They got away with it
We challenged the Government's decision to approve the Development Consent Order (DCO) (or planning permission) for the A428 Black Cat to Caxton Gibbet road 'improvement'. It is a 10 mile, £1bn dual carriageway, whose benefits, other that some short term congestion relief are questionable and it's value for money had already dropped quite considerably.
It is one of the biggest emitters of carbon in the roads programme (RIS2) which will undermine local and regional efforts to tackle climate change. In places it would treble the existing road space. Provision for active travel was woeful, despite the opportunities with a detrunked road. It will also lead to a large loss in hedgerow biodiversity and affect a number of important species.
Given it was dreamt up before the declaration of a climate and ecological emergency, the scheme should have been scrapped in favour of smaller scale interventions and substantial investment in public transport and active travel.
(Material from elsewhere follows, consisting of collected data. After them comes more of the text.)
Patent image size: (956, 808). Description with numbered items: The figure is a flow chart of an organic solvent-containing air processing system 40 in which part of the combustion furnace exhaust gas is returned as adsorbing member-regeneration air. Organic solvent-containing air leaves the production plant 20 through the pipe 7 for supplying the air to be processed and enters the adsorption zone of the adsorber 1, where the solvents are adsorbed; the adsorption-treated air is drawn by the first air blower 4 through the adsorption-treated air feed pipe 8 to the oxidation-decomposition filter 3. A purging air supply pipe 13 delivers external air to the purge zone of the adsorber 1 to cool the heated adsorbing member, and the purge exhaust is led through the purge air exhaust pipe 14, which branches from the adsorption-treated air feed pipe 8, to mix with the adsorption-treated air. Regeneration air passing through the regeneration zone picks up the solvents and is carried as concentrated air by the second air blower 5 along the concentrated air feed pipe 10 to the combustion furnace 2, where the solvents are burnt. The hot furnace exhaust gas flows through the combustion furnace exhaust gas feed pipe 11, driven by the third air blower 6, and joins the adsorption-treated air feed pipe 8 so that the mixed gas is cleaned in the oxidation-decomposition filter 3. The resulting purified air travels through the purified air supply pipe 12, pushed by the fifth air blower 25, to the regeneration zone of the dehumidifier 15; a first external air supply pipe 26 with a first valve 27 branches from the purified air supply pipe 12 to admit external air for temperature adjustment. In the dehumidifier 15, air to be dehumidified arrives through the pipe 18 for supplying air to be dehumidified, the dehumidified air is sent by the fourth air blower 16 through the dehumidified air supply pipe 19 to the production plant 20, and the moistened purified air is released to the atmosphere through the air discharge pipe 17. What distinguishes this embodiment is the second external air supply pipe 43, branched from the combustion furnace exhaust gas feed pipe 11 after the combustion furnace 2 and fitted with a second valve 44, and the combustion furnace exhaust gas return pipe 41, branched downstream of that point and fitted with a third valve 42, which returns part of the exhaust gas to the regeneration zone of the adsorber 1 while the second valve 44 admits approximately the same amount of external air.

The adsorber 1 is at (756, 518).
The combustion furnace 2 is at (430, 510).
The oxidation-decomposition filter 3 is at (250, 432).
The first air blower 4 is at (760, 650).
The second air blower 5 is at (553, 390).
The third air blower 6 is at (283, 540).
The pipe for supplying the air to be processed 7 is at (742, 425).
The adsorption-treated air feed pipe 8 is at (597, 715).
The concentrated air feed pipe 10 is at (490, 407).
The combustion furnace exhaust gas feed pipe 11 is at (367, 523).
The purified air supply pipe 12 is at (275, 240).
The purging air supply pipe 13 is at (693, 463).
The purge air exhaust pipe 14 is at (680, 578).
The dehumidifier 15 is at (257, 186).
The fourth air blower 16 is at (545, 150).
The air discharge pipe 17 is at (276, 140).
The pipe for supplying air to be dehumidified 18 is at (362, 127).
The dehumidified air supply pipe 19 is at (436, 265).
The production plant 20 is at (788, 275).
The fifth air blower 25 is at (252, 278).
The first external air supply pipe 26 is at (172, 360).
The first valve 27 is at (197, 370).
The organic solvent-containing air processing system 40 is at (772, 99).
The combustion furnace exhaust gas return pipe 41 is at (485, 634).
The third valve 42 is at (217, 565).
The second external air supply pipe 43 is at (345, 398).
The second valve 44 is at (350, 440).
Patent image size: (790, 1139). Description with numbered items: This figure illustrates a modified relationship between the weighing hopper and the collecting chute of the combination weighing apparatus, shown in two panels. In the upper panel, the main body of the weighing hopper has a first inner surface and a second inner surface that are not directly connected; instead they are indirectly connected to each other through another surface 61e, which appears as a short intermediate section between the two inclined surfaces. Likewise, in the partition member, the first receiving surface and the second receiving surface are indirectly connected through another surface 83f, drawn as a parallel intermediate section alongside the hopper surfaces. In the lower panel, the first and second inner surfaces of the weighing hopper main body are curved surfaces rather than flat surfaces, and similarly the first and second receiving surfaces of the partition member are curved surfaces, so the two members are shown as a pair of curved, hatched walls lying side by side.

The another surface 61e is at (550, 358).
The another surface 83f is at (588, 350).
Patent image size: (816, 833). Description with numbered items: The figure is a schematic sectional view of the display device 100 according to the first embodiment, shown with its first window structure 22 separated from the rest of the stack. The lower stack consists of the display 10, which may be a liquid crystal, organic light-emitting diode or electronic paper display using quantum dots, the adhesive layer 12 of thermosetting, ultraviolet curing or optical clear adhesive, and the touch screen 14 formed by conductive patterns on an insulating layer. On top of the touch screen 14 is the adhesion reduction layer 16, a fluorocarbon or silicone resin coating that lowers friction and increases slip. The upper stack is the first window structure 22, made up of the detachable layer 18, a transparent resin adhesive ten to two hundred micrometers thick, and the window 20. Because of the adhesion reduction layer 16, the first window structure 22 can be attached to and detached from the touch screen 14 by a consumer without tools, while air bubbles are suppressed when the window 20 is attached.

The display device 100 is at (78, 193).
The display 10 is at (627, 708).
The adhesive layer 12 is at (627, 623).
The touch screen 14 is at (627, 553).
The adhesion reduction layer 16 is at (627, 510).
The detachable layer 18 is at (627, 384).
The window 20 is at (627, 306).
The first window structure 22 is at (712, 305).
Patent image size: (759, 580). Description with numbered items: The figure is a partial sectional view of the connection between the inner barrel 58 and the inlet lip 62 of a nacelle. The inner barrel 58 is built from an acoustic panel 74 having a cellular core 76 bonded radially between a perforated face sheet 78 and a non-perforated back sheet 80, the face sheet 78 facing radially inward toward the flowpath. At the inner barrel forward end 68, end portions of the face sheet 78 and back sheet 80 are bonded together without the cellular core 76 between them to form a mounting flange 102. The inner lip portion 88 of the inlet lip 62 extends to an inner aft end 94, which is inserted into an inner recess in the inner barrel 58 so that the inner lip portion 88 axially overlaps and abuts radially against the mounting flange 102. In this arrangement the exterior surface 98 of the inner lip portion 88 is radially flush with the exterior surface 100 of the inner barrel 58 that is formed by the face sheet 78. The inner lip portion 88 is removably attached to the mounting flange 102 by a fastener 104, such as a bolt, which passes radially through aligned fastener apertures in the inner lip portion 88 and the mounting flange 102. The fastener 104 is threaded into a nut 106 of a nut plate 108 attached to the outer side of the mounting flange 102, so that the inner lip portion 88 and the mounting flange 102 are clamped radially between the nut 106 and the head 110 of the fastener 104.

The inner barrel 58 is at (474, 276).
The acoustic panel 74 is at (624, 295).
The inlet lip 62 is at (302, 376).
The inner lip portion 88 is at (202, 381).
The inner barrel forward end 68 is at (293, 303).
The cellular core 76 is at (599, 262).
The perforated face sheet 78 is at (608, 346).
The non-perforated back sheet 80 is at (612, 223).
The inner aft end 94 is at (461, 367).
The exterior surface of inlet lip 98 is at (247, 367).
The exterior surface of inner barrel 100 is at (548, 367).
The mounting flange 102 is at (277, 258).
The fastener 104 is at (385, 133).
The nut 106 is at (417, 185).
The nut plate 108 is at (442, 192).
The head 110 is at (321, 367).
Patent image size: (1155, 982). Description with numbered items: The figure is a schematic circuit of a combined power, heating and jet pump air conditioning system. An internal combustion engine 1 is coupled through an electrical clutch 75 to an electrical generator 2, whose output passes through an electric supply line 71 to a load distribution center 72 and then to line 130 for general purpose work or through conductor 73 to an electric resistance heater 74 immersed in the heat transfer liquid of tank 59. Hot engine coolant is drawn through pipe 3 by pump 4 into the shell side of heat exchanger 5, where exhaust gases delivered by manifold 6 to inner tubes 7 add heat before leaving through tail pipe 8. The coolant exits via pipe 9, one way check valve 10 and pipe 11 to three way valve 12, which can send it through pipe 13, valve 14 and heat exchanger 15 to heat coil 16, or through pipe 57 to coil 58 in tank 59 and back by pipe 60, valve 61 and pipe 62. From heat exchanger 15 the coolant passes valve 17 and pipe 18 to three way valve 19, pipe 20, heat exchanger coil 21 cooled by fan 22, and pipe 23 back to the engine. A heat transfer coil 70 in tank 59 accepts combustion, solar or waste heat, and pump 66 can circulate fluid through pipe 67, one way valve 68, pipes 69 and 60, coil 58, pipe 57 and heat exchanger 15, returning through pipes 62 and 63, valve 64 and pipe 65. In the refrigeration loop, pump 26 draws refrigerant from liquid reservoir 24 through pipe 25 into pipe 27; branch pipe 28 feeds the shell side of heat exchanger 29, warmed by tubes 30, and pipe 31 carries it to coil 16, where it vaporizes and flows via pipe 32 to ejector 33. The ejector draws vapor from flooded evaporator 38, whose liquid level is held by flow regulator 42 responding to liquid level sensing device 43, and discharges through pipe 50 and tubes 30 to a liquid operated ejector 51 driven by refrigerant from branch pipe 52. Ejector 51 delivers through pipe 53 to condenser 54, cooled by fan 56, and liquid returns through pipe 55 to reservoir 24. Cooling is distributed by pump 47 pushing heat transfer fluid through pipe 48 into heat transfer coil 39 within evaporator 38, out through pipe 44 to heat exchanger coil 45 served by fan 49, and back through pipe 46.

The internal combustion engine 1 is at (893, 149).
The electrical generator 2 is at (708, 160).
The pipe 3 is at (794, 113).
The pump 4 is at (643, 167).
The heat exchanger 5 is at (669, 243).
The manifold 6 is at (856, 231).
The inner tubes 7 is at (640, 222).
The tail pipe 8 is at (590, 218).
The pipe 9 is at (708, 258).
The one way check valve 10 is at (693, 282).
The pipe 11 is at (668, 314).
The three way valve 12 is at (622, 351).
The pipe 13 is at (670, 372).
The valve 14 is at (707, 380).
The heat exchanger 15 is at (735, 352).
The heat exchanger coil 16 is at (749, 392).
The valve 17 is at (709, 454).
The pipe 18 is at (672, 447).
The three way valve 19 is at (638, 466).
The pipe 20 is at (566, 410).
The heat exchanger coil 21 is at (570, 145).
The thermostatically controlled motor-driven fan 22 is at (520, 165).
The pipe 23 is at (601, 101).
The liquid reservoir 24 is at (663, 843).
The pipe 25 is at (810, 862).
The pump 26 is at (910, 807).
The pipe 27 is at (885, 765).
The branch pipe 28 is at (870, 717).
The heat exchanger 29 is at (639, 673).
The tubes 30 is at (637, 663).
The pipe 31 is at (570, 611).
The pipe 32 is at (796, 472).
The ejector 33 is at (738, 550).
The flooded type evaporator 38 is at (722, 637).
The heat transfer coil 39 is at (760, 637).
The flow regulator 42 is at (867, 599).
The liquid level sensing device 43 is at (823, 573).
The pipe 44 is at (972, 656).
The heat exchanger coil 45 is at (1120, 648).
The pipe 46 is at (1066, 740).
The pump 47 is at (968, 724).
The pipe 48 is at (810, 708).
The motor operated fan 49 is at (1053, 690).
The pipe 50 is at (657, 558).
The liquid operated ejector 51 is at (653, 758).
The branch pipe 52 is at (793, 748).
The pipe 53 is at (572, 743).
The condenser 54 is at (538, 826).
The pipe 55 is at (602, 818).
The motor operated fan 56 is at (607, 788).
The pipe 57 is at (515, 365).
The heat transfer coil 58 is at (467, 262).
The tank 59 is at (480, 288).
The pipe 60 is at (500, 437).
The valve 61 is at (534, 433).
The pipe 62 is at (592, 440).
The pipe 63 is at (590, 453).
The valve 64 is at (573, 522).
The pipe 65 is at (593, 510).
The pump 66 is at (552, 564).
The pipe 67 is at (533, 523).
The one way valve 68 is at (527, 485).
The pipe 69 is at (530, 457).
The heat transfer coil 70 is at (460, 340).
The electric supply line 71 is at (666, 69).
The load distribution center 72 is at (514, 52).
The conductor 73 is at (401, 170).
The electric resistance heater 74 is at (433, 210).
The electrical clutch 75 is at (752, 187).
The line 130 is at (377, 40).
The challenge was based on three grounds:
- Biodiversity and the avoidance of harm
- Need in a climate emergency and contrary to Transport Decarbonisation Plan
- Climate change
Unfortunately, we were not given permission for judicial review of the decision, despite it being such a significant scheme and the Government being short on its target to cut emissions by 68% by 2030. The misapplication of the mitigation hierarchy was also not properly addressed.
Had the A428 been approved now, after the Government has been forced to release key data about the Transport Decarbonisation Plan and has admitted it will not meet its target of a 68% cut in emissions by 2030, signed up to under the Paris Agreement, it's likely our challenge would have succeeded. It is inconceivable that the Government didn't know these facts at the time they approved the A428, over a year after the publication of the Transport Decarbonisation Plan. Yet we were unable to make these arguments. In this context, building new roads, which increase carbon emissions, is inherently irrational.
Equally, it's been a principle for years that we should try to avoid harming nature before trying to offset its loss, yet this didn't happen here. With extreme weather setting ever more records as every year goes by, this principle is more important than ever. Especially, given National Highways success rate with new planting: just down the road most of the trees planted as compensation for the A14 have died, yet only some of them are being replanted and then at great expense.
Hedgerows take at least 40 years before they become valuable for nature, for there to be a range of species colonising them (e.g. need a mixture of younger middle aged and decaying wood for the full range of fungi, insects etc.). The idea that Biodiversity Net Gain is a solution or means that developers don't have to try and avoid damage in the first place is a deeply worrying interpretation by the DfT.